今回は、前回「教育勅語 現代語訳(1)私見」の続きになる部分です。
多少大人が読みやすいようセンテンス単位にまとめ、同じ意訳ですが、私見ながら第二回分(中段)をまとめた。
あなた達国民は | |
父母を大切にして仕え | |
兄弟は親しく交わって | |
夫婦は仲良く互いに調和して | |
友達同士は信頼しあい | |
おのれは慎み深く振る舞って | |
周りの人々に思いやりをかける | |
学問を身につけて | |
仕事を習い覚え | |
それにより知識と才能の目をひらいて | |
徳の高い行いと相応の能力を身につけて | |
率先して公共の利益を広げ | |
社会的役割の務めを始め | |
つねに憲法を重んじ | |
法律や法規に従い | |
いったん差し迫った事態があれば | |
正義を行う勇気を公に差し出して | |
それによって天地と同じように永遠に続いた | |
日本の国体(皇国)を助け守ってください | |
このように私(明治天皇)一人の | |
忠義で善良な国民であるだけでなく | |
また同じようにあなた達の祖先の | |
風習や習慣を明らかに表すことでしょう |
日本国内で出版されている辞書の中から、あらかじめ気になる単語を拾い出したので参考に添付した。
相手を、遠慮なく呼び合うこと。 | |
よく父母に仕える。父母を大切にする。 | |
親しく交わる。仲よくする。 | |
仲よくし合う。互いに調和する。 | |
人に対してはうやうやしく自分自身は慎み深く振る舞う。 | |
知識と才能。 | |
徳行と器量。才能と徳。 | |
公共の利益。 | |
世の中の務め。当世の事務。 | |
国の根本となる法規。憲法。 | |
国の法律・法規。国のおきて。 | |
差し迫った事態。危急の場合。 | |
正義と勇気。また、正義のために発する勇気。 | |
天地とともに永遠に極まりなく続くさま。 | |
皇室の運命。天皇の勢威。 | |
助け守ること。 | |
忠誠心があって善良なこと。 | |
後世に残っている昔の風習・習慣。 | |
(隠れているよいことを)明らかにあらわすこと。 |
この段でも、明治時代ながら中々蘊蓄のある教育方針で、親子、兄弟、夫婦、友人の基本的な関係が述べられている。しかるに後段の国との関係に進むと、左翼の方が必ず突っ込みを入れてくる部分がある。
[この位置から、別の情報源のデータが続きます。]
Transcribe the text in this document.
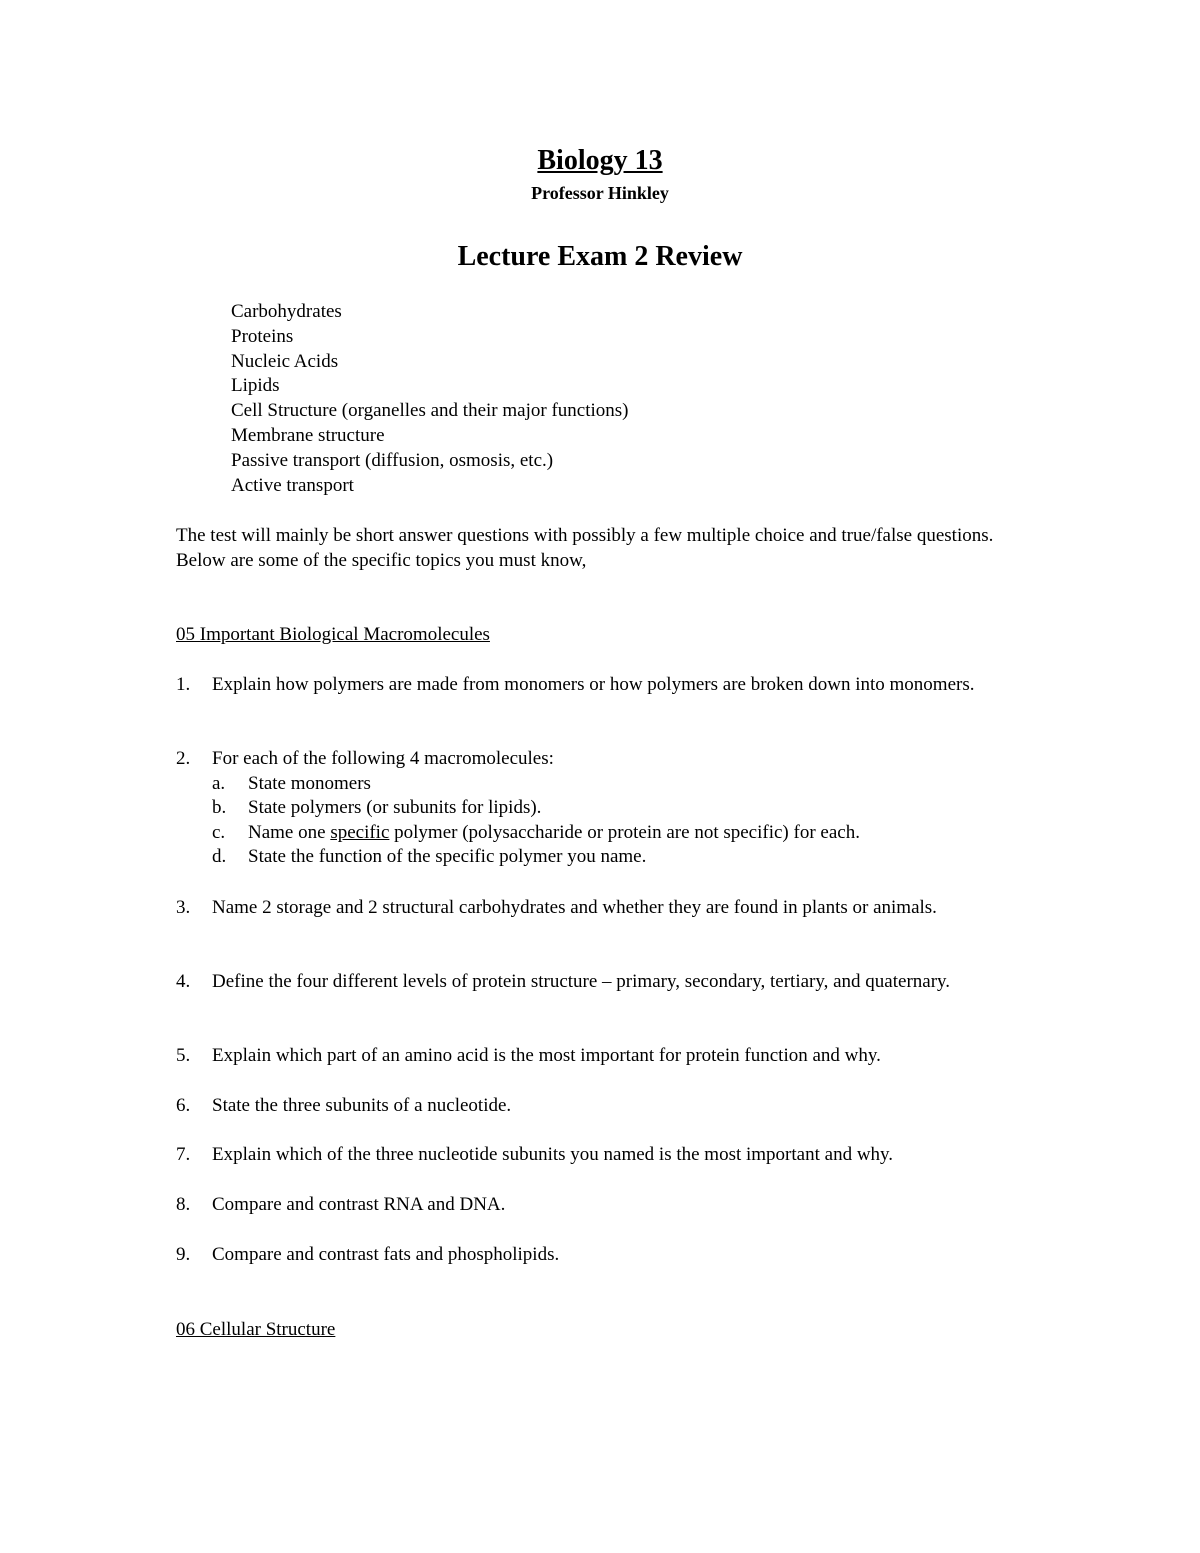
Biology 13
Professor Hinkley
Lecture Exam 2 Review
Carbohydrates
Proteins
Nucleic Acids
Lipids
Cell Structure (organelles and their major functions)
Membrane structure
Passive transport (diffusion, osmosis, etc.)
Active transport

The test will mainly be short answer questions with possibly a few multiple choice and true/false questions. Below are some of the specific topics you must know,

05 Important Biological Macromolecules
1. Explain how polymers are made from monomers or how polymers are broken down into monomers.
2. For each of the following 4 macromolecules:
a. State monomers
b. State polymers (or subunits for lipids).
c. Name one specific polymer (polysaccharide or protein are not specific) for each.
d. State the function of the specific polymer you name.
3. Name 2 storage and 2 structural carbohydrates and whether they are found in plants or animals.
4. Define the four different levels of protein structure – primary, secondary, tertiary, and quaternary.
5. Explain which part of an amino acid is the most important for protein function and why.
6. State the three subunits of a nucleotide.
7. Explain which of the three nucleotide subunits you named is the most important and why.
8. Compare and contrast RNA and DNA.
9. Compare and contrast fats and phospholipids.
06 Cellular Structure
一旦緩急あれば、義勇公に奉じ、以て天壌無窮の皇運を扶翼すべし。いったん差し迫った事態があれば、正義を行う勇気を公に差し出して、それによって天地と同じように永遠に続いた日本の国体を助け守ってください。
これは日本の国防につながる部分で、冷静に考えて極めて重要な事項ではあるが、教育でその覚悟を示している点は、現在とあまりにも違いすぎる。
戦前は、徴兵制があったので仕方がないが、「義勇公に奉じ」は決して「徴兵」ことだけでなく、国民全体の国益と云う「公益性」を考えれば、こうした考え方は当然となるだろう。
また「緩急」=差し迫った事態とは他国からの防衛だけでなく、地震、津波、台風、水害などの災害への心構えも含まれている。
3.11東日本大震災の復旧作業で、多くの被災者は「公益」を考えて頑張っておられたようだが、一部「私的所有権」のクリアや「廃棄物」の処理に膨大な時間を要したとの話もあるようだ。
現在の日本でも、障害物の撤去や国防のための用地確保など、「進で公益を広め」と云う国民の覚悟も必要なのだろう。
自衛隊車両の道路使用、自衛隊レーダーの人体への影響など、まさしく「為にする反対運動」以外に考えようながい。同じマイクロ波を使っている、民間空港、航空管制、気象のレーダーサイト、放送中継用パラボラと何処が違うのか、教えていただきたい。
現代の「行き過ぎた個人主義」にも、賛否両論が湧き上がっているが、教育勅語では国民の義務としての「公益」の重要性をうたっている。
更に「皇運」を、ここでは「日本の国体(皇国)」と訳したが、天皇陛下を中心とした国の姿を考えれば不都合はないと考えた。